L'histoire du Stade Bonal



L'histoire du Stade Bonal est presque aussi vieille que celle du FC Sochaux-Montbéliard. Une enceinte qui n'a pas toujours porté le même nom.

Au début des années trente, le club sochalien draine les foules après seulement trois ans d'existence. Les dirigeants de Peugeot et du club décident de construire un stade ex nihilo. L'emplacement est un terrain disponible à proximité des forges des Automobiles Peugeot qui avaient été construites après la première guerre mondiale.

Une petite tribune de 1.000 places est d'abord mise en place autour d'une pelouse semée de graines anglaises. Le 11 novembre 1931, lors d'un match de Coupe Peugeot, les Sochaliens battent le Stade Français et inaugurent de belle manière l'enceinte désormais dénommée le Stade de la Forge.

Peu à peu, des améliorations sont réalisées. Ce sont d'abord de nouvelles tribunes, la construction de virages puis une couverture qui viennent embellir la construction. En 1935, le record est porté à 10.160 spectateurs, dont 3.000 assis. Pour augmenter sa capacité, les usines Peugeot prêtent des remorques qui sont placées derrière les cages.

L'enceinte sochalienne vit les plus belles heures du club d'avant-guerre. Le 12 mai 1935, le FC Sochaux-Montbéliard devient champion de France après une franche victoire (3-0) contre l'Olympique de Marseille. Les spectateurs du club assistent au Stade de la Forge à un spectacle unique comme lorsque le FCSM terrasse 12-1 l'équipe de Valenciennes. Le match le plus prolifique de l'histoire du stade qui voit qui plus est Trello Abegglen marquer à sept reprises.

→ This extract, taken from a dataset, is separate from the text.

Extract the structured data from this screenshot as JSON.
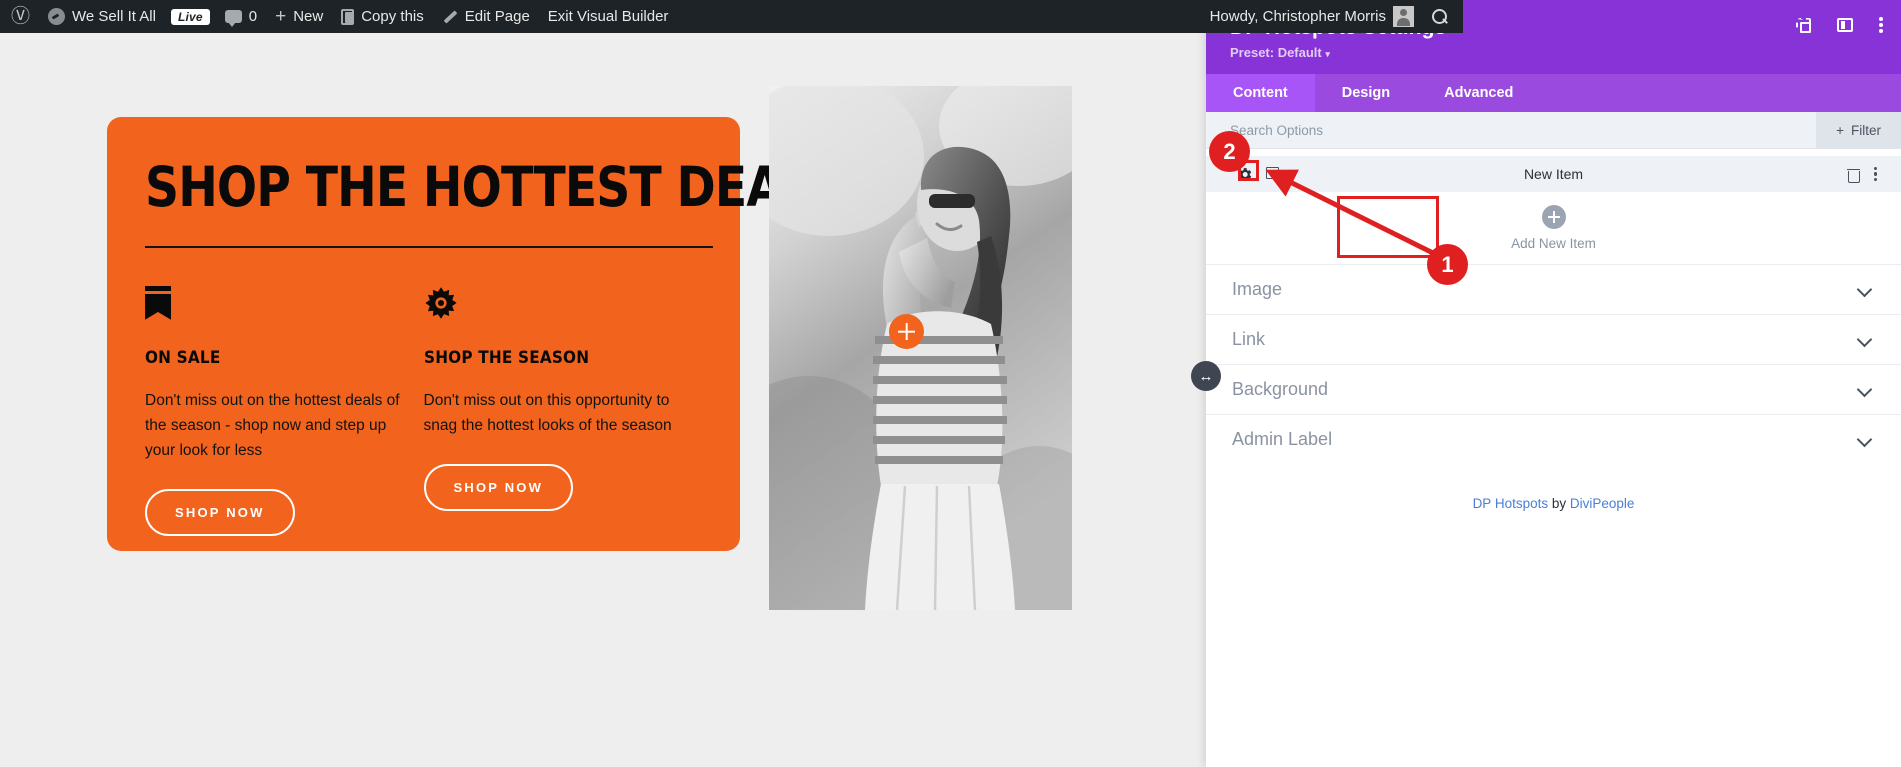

Après la seconde guerre mondiale, le club donne à son stade le nom d'un de ses dirigeants tragiquement disparu (lire Qui était Auguste Bonal ?). Dès 1945, le stade prend le nom de Bonal et ne connaîtra que peu d'évolutions pendant cinq décennies. Un éclairage est toutefois inauguré le 22 mai 1957 à l'occasion d'un match contre les Anglais de Burnley. Les projecteurs du Stade Bonal deviendront les plus puissants de France en 1963. Le gazon gagne quant à lui la réputation de plus belle pelouse de France. La faute à la passion qu'entretien avec elle Roger Dirand pendant trente-cinq ans.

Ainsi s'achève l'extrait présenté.